Friday, March 4, 2011

Next Book: Bug Out Vehicles and Shelters

As I've mentioned recently, I'm currently working on another book project that will be a follow-up to Bug Out: The Complete Plan for Escaping a Catastrophic Disaster Before It's Too LateSome of  you may already be aware of the title if you've visited my author's page on Amazon lately, as the new book is now listed on Amazon along with the cover.  Here is the first version of the cover, which will be changed as the vehicle shown is not really representative of the type of vehicles the book describes, but was simply used by the designer to have something to tie the concept together:  

As you know, the original Bug Out covers bug-out vehicles and transportation options in Chapter Four.  I feel this subject easily merits expansion into a full-book, however, as your means of getting out of a danger zone to your safe bug-out location is a large part of any bug-out plan. 

Bug Out Vehicles and Shelters: Build and Outfit Your Life-Saving Escape will cover not only the kinds of vehicles you might chose to make your escape, but also those vehicles that can be set up to become mobile retreats on their own.  These escape vehicles and mobile retreats will include options for overland travel as well as on the water, depending on your particular needs.  In addition, there will be a section on a variety of shelters both movable and fixed that can be set up in advance in your bug-out location.  This sort of pre-planned bug-out retreat will enable you to be even more prepared for a stay away from home than you would be if you were simply carrying everything on your back, and will also make the bug-out option more viable for families.  As was touched on briefly in Chapter Four of Bug Out, there will be a section on additional equipment or back-up alternatives such as bicycles, ATVs, canoes, kayaks, etc. that can be used when conventional vehicles cannot.

The reason I feel a book is needed on this subject is to provide much more detail in how to choose, outfit and use these various options.  It is this kind of knowledge and preparation that will make your bug-out plan work and that will separate you from the refugees who might be haphazardly fleeing a SHTF scenario with no idea where they are are going.

But whether they are ever needed or not, unlike many other forms of prepping, you'll likely find that researching, acquiring and setting up bug-out vehicles and shelters can be an enjoyable form of recreation in an of itself.  Writing about them is equally enjoyable, but it's hard to sit at a computer and do so without wanting to shut it down and bug-out if only for a few hours, as many of these vehicles are also a great means to escape the everyday world and head out into the woods or onto the water.  But since it is scheduled to be published in September this year, I've got a lot of work to do.  Look for updates in the coming weeks and months.

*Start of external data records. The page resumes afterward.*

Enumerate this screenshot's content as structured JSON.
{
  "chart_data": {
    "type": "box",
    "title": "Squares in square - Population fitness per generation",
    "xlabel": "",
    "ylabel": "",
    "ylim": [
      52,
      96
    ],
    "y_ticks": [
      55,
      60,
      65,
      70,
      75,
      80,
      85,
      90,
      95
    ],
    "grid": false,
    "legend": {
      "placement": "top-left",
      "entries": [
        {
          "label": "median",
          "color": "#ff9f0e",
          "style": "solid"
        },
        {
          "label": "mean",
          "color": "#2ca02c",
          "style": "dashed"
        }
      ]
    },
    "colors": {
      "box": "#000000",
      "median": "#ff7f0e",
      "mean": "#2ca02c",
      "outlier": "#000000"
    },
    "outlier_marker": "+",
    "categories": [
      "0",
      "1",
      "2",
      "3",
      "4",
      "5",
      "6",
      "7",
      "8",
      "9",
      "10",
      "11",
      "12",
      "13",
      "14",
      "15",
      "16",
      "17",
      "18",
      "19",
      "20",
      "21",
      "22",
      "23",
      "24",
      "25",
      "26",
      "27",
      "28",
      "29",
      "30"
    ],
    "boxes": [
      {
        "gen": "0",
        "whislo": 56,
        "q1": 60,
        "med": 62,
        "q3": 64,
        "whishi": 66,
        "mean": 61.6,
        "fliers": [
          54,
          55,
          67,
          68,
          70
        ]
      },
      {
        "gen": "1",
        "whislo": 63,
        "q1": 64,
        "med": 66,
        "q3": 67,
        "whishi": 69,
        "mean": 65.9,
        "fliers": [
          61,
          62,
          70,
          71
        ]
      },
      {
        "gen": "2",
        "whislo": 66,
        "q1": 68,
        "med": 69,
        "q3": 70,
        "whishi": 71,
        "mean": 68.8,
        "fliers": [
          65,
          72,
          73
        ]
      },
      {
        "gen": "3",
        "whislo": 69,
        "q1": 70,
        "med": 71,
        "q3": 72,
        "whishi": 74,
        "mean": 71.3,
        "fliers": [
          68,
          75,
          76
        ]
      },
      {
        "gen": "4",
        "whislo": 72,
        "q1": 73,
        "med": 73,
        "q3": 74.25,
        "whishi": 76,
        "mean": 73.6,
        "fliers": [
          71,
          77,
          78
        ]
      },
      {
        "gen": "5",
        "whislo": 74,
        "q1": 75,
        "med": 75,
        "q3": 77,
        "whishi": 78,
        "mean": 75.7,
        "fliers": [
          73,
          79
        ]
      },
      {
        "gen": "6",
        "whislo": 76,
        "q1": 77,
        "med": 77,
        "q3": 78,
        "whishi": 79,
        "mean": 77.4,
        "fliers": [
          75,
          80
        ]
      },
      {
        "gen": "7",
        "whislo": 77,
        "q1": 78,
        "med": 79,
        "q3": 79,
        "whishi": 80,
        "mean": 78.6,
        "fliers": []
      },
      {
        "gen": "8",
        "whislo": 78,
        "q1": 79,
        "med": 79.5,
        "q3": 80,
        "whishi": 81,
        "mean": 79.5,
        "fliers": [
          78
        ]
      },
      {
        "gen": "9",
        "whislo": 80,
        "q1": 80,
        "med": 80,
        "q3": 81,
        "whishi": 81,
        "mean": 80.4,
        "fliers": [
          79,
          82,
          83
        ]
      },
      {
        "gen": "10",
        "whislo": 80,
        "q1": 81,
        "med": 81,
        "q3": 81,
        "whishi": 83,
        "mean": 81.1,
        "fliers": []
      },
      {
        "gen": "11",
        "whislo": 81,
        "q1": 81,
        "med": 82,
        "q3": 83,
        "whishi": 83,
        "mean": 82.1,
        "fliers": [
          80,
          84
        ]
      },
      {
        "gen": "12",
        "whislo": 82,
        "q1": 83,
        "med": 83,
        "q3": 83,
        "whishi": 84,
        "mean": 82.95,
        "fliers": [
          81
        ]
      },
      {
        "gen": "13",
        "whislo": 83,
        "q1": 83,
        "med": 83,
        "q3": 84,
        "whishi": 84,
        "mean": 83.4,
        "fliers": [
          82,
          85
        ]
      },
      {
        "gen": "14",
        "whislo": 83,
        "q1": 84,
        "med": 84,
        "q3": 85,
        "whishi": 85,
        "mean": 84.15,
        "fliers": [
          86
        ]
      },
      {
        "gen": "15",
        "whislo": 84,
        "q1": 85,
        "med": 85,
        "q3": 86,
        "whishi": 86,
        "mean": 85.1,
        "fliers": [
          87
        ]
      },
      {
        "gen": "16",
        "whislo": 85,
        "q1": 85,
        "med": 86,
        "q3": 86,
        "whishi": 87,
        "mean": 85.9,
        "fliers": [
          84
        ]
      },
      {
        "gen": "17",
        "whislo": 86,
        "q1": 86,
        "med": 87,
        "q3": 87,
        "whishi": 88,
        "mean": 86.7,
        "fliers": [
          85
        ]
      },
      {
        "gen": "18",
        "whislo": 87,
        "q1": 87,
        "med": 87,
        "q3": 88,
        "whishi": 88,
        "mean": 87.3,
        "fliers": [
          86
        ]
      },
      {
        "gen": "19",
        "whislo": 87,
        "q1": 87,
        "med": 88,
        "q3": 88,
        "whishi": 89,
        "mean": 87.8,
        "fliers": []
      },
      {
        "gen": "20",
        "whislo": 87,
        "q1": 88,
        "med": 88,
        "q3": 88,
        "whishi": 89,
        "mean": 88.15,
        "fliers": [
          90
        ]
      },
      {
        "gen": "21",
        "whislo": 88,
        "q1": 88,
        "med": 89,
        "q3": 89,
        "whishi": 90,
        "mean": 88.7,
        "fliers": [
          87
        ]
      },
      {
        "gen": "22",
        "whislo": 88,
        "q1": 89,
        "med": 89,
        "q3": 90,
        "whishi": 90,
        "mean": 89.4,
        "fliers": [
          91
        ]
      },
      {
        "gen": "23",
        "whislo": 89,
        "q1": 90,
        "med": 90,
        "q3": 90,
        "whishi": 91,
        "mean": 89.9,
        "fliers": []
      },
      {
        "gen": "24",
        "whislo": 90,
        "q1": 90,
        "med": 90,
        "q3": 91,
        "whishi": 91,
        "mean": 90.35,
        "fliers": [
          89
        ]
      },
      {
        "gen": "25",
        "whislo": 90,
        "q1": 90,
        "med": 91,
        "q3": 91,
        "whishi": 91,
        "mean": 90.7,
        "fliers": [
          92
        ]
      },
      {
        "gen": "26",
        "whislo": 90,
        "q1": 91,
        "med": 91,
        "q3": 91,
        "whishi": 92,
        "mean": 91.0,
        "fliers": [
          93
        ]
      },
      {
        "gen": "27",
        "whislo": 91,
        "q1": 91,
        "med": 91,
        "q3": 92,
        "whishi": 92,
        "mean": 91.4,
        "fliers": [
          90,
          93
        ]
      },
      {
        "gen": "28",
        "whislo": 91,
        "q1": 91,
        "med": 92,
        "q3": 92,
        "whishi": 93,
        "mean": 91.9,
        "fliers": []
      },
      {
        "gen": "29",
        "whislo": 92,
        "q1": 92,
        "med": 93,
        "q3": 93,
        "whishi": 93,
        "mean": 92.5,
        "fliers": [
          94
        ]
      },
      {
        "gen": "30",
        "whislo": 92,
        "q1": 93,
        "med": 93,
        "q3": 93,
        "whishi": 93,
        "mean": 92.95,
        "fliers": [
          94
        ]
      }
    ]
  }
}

  1. Now THATS a book I can sink my teeth into, I appreciate that topic quite a bit. Transportation is often covered in a book chapter - far too little content. Nearly everyone bugging out needs to hear their options covered in more depth.

  2. There are already a large number of aviation campers in the U.S. and Canada. Might bear mentioning.

    These large capacity STOL aircraft (some with floats/skis) represent another means of high-speed bugout. That is, assuming that the military isn't shooting flying things down. It would take a crazy bad incident/disaster, but it happened on 911.

    Many of them are designed to lay the seats down and/or with large areas in the tailcone for sleeping. The more spectacular versions can take off in less than 75 feet and land in a spot as small as 150 feet. Here are some common models:

    And if you want to see a crazy-short landing, this one is amazing! This guy lands on a mountainside in less than 30 feet. Faster than a helicopter, much more fuel efficient, and can land in nearly as small of a space.

    A caldera explodes? Assuming you get off the runway ahead of it, you can evacuate much more quickly than by land. A radio-active emergency/incident in a large city? If you get out ahead of the radioactive cloud/winds, you'll do well (if not; seal the house and stay put). A natural disaster (hurricane/earthquake) occurs? In this case, you may want to head TO the incident with an aircraft that can drop or deliver critical supplies.

    Definitely not right for every mission, but right for a lot of applications.

  3. Just pre-purchased my copy... I am looking forward reading through it...

  4. Jack,

    Thanks for the pre-order. That reminds me I have to get in gear and get a lot of writing done before my July 1 deadline on this one!

  5. Scott I can't wait for this book to come out. I have read your other books and this one should be another great one!!

  6. Bad VooDooDaddy,

    Thanks for the review of Bug Out on your blog: The Retreat (and on Amazon). I've added you to my blogroll.

  7. Scott, thanks so much for the blog roll add and can't wait to see the new book. Bug Out was excellent and a must read for anyone into survival and preparedness. Keep up the great work your doing!

  8. I'm just wrapping up reading this book, excellent content, you did a great job. I'll probably be lending out this book to someone I think is beginning to wonder if preppers are all that paranoid.

  9. Anonymous, thanks for letting me know you liked it!